Where do you start from in a week as intense as this past one? As the campaign season heats up, all the major presidential candidates have thrown to us enough material in their quest to woo the voter that ticking their names is the right thing to do on May 21.
Some of the things that have been said have been utterly laughable, one being Lazarus Chakwera’s supposed game changing proposal to trim working hours for public servants, just one extreme example. Just what exactly was our good Reverend thinking to come up with such a whacky idea is anybody’s guess! But as the brutal social media verdict has shown, this gimmick is wanting.
Then Angoni Saulos Chilima up North, the allegation that, in 2014 the ruling DPP set on fire Malawi Electoral Commission (MEC) offices in Lilongwe to burn votes at the time the High Court had ordered for a recount in Lilongwe South Constituency over alleged irregularities, was pick of the bunch, albeit for different reasons.
Firstly, this was a serious allegation made by a very serious office. Forget that we are in campaign season and in such times, politicians world over shoot from the hip than on the ordinary day, we still need to pause, take a breath and ask some tough questions.
We must do so because the 2014 elections had a huge question mark precisely because of voter irregularities that some people claim were a symptom of systematic rigging. The president then, Joyce Banda, even attempted to nullify the vote for precisely that reason. Main opposition Malawi Congress Party (MCP) cried wolf, too. High Court judge Kenyatta Nyirenda, pronouncing his decree at midnight, ordered that results be announced owing to the technicality that stipulated days allowed in the Constitution to undertake such an exercise.

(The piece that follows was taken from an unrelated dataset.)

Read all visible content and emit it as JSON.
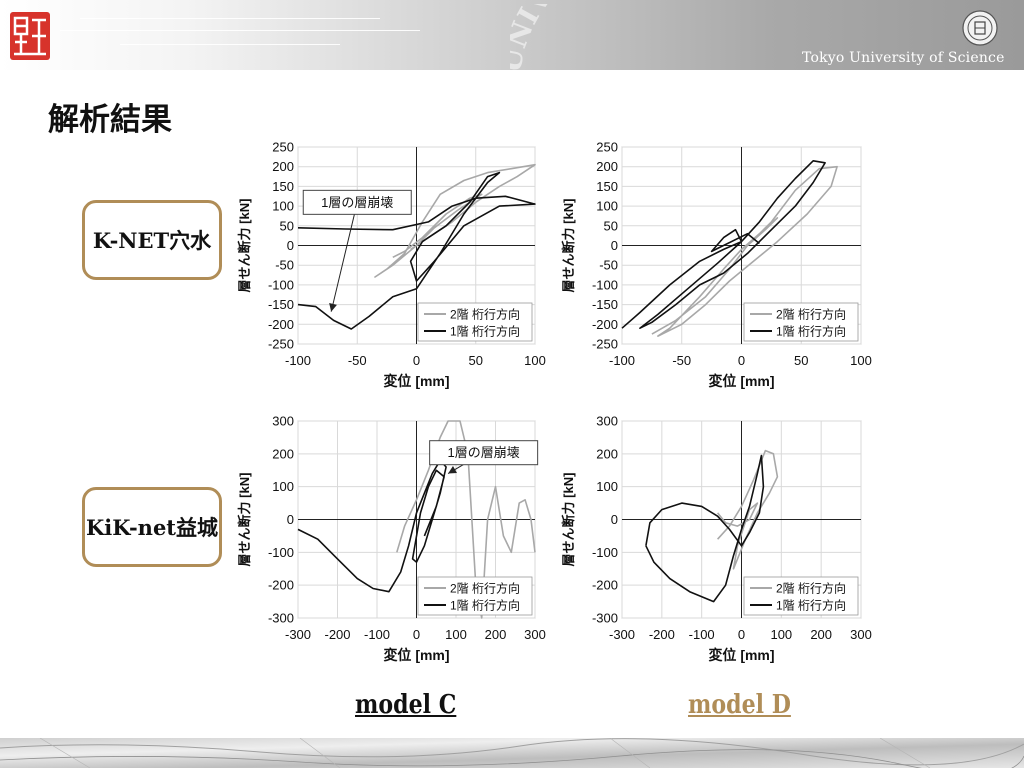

So, yes, there is enough reason to worry about what really happened to the 2014 polls. There might have been criminal elements. We might have people in positions that they didn’t win. That exercise might have been a miscarriage of justice. There are lessons to learn from it.
Therefore, we need to get more answers from Chilima than just telling us that his former Cabinet colleague—then spy chief—Nicholas Dausi, was the man who led or organised the bandits that set on fire the votes.
Chilima as serving Vice-President, swore to defend the Constitution. That he remained quiet all this time is not only lamentable, but also raises serious questions over his credentials for office. As folks have been quick to observe, the Vice-President has been too vocal about corruption in government and while it’s understandable to say why he couldn’t speak out while all was rosy in DPP, questions will linger over character and sincerity of our good Veep.
When exactly did Angoni learn of this criminal action and what did he do about it? That we might need to be told before we cast our votes again.
And since this was said without being prompted, Angoni has no luxury to say that is all he has to say on this one.
But it’s not just Angoni who owes us some explanations over this. The DPP, too, is at receiving end of some serious allegations which raise some serious questions about the party’s commitment to rule of law and surely, Dausi’ casual rebuttal that this is all politics will and must not suffice.
Again, the usual trick that what Dausi might have known or done as spy chief should not be made public because he was working for an intelligence body, again should not wash. For years, our intelligence services have worked as tools for ruling parties and not served public security interests, so this must be watershed moment. They must come out clear on what they did on that night since we already know NIB officers were on the MEC premises on the night of the arson.
While on that, it’s bemusing that the opposition for the last five years, whose interest in this matter must be very clear, has not come out strongly to demand the truth of the matter over this.
And then, there is MEC. It must seek answers from these players and assure the public that it has satisfied itself whatever mischief happened in 2014 won’t happen again.
But above everything else, Angoni must address and address us now!